Make sure you aren’t streaming or capturing video, because you’re about to type your password in plain sight.

To log in, type: login YourUserName YourPassword SteamGuardCode

Epic Games

If you don't have Rocket League installed on Steam, you will not be able to continue. A workaround is to publish your map on the shared RLMM Steam account (opens new window). Contact Mr. Swaggles if you're at this step

If you don’t have SteamGuard enabled, ignore the third argument. You should see it successfully log in, and that’s half the battle.

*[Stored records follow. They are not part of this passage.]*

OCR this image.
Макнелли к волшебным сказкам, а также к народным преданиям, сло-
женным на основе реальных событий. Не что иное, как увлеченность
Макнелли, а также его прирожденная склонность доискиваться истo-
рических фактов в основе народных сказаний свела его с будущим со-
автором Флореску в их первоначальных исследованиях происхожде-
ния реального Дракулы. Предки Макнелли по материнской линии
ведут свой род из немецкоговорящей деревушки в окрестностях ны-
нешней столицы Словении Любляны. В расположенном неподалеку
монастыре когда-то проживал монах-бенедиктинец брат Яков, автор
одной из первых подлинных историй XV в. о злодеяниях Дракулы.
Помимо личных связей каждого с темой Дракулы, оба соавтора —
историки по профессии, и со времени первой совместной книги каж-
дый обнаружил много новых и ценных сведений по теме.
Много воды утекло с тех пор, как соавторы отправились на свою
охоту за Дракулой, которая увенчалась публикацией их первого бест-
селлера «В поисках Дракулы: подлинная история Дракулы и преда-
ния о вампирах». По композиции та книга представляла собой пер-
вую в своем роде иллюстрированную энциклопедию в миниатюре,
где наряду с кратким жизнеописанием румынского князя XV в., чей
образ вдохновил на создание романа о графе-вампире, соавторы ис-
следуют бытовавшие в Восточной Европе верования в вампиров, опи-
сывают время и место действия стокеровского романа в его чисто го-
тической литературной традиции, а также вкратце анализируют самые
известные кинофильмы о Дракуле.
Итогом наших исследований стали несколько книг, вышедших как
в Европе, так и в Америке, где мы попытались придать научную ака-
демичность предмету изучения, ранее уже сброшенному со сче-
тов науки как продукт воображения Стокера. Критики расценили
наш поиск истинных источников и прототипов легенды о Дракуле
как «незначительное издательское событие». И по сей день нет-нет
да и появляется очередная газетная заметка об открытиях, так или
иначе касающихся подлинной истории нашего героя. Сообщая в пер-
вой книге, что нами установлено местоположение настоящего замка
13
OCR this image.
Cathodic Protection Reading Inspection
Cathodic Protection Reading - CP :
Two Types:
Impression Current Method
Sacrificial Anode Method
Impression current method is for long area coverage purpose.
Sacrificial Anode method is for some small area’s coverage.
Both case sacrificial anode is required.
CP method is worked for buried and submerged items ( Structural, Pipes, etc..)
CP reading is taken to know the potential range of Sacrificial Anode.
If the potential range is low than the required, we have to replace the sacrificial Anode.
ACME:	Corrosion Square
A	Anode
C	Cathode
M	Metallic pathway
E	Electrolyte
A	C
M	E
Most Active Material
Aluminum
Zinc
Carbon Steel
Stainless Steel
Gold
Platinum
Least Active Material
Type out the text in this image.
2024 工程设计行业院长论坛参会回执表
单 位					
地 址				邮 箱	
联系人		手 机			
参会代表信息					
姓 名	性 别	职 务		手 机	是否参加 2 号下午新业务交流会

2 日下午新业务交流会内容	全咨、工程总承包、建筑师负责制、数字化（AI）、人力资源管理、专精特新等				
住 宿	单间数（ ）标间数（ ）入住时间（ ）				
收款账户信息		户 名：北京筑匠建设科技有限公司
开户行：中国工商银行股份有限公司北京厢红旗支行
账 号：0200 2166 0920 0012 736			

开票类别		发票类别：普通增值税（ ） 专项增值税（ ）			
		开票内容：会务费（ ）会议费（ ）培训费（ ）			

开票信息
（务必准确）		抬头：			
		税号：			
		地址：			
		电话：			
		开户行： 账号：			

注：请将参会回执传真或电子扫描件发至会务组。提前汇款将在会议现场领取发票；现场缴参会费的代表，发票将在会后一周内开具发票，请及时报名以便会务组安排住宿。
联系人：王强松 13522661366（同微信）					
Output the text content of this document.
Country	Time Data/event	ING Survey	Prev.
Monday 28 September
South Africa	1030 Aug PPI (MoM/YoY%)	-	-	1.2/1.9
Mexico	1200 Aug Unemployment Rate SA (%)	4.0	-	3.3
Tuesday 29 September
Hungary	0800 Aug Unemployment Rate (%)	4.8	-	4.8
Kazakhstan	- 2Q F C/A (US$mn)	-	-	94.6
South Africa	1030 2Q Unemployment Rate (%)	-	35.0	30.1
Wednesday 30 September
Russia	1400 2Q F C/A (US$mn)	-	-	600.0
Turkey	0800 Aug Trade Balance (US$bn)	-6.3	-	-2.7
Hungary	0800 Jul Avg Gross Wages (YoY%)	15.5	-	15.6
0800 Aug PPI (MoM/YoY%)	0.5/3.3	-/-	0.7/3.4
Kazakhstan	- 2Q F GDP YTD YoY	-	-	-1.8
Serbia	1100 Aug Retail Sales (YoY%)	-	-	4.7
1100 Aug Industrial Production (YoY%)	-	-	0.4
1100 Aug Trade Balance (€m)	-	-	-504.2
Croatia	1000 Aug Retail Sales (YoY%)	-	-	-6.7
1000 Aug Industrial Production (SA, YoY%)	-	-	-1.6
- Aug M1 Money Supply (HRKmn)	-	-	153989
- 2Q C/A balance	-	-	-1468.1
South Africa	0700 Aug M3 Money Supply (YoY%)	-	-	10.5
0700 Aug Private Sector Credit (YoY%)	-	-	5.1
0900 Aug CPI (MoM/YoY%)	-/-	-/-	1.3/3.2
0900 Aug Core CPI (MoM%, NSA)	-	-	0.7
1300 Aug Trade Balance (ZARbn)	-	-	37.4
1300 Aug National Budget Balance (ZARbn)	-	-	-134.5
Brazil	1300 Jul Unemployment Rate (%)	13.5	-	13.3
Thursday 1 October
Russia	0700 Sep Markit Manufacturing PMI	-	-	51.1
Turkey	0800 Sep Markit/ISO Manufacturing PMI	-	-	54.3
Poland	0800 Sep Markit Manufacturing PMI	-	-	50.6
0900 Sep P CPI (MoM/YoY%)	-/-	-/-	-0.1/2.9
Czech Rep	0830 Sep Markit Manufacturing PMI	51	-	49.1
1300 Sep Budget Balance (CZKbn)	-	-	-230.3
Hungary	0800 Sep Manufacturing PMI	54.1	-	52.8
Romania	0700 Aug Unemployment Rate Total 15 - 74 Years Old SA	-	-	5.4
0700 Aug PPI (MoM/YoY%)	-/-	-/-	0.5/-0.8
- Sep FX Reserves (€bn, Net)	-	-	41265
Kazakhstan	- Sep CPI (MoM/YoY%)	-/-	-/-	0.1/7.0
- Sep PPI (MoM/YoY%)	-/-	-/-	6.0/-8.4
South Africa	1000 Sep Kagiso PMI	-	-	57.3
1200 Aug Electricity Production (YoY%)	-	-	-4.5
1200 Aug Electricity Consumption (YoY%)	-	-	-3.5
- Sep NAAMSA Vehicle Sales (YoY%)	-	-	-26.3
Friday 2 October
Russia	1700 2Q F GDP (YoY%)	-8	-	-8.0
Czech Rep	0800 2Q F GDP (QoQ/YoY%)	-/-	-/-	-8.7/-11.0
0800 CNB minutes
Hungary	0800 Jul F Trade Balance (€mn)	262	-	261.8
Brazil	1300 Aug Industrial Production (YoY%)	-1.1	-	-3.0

Copy the full path of your .vdf file from the file explorer window. In this example, that is C:\UDK\RLMM\UDKGame\Content\Maps\SteamWorkshop\YourMap\

In SteamCMD, type:

workshop_build_item

And then right click to paste what you copied, and add \YourMap.vdf. The full command should look like:

workshop_build_item C:\UDK\RLMM\UDKGame\Content\Maps\SteamWorkshop\YourMap\YourMap.vdf

Now, check your Workshop page to see if it uploaded. If SteamCMD thinks it did, then it did.

Type quit to close SteamCMD. You almost certainly have to restart Steam before you can properly launch a game. It typically tells me that "Steam will be unable to sync resources with the Steam Cloud" or something, which is probably due to the fact I was just logged in twice on the same computer which makes Steam hurt itself in confusion.

Be sure to Subscribe to your own map, and look for it under the Extras section in Rocket League!

TIP

You can follow this same process to update your maps. The “changenote” field is great to keep track of what has changed, in case people are curious.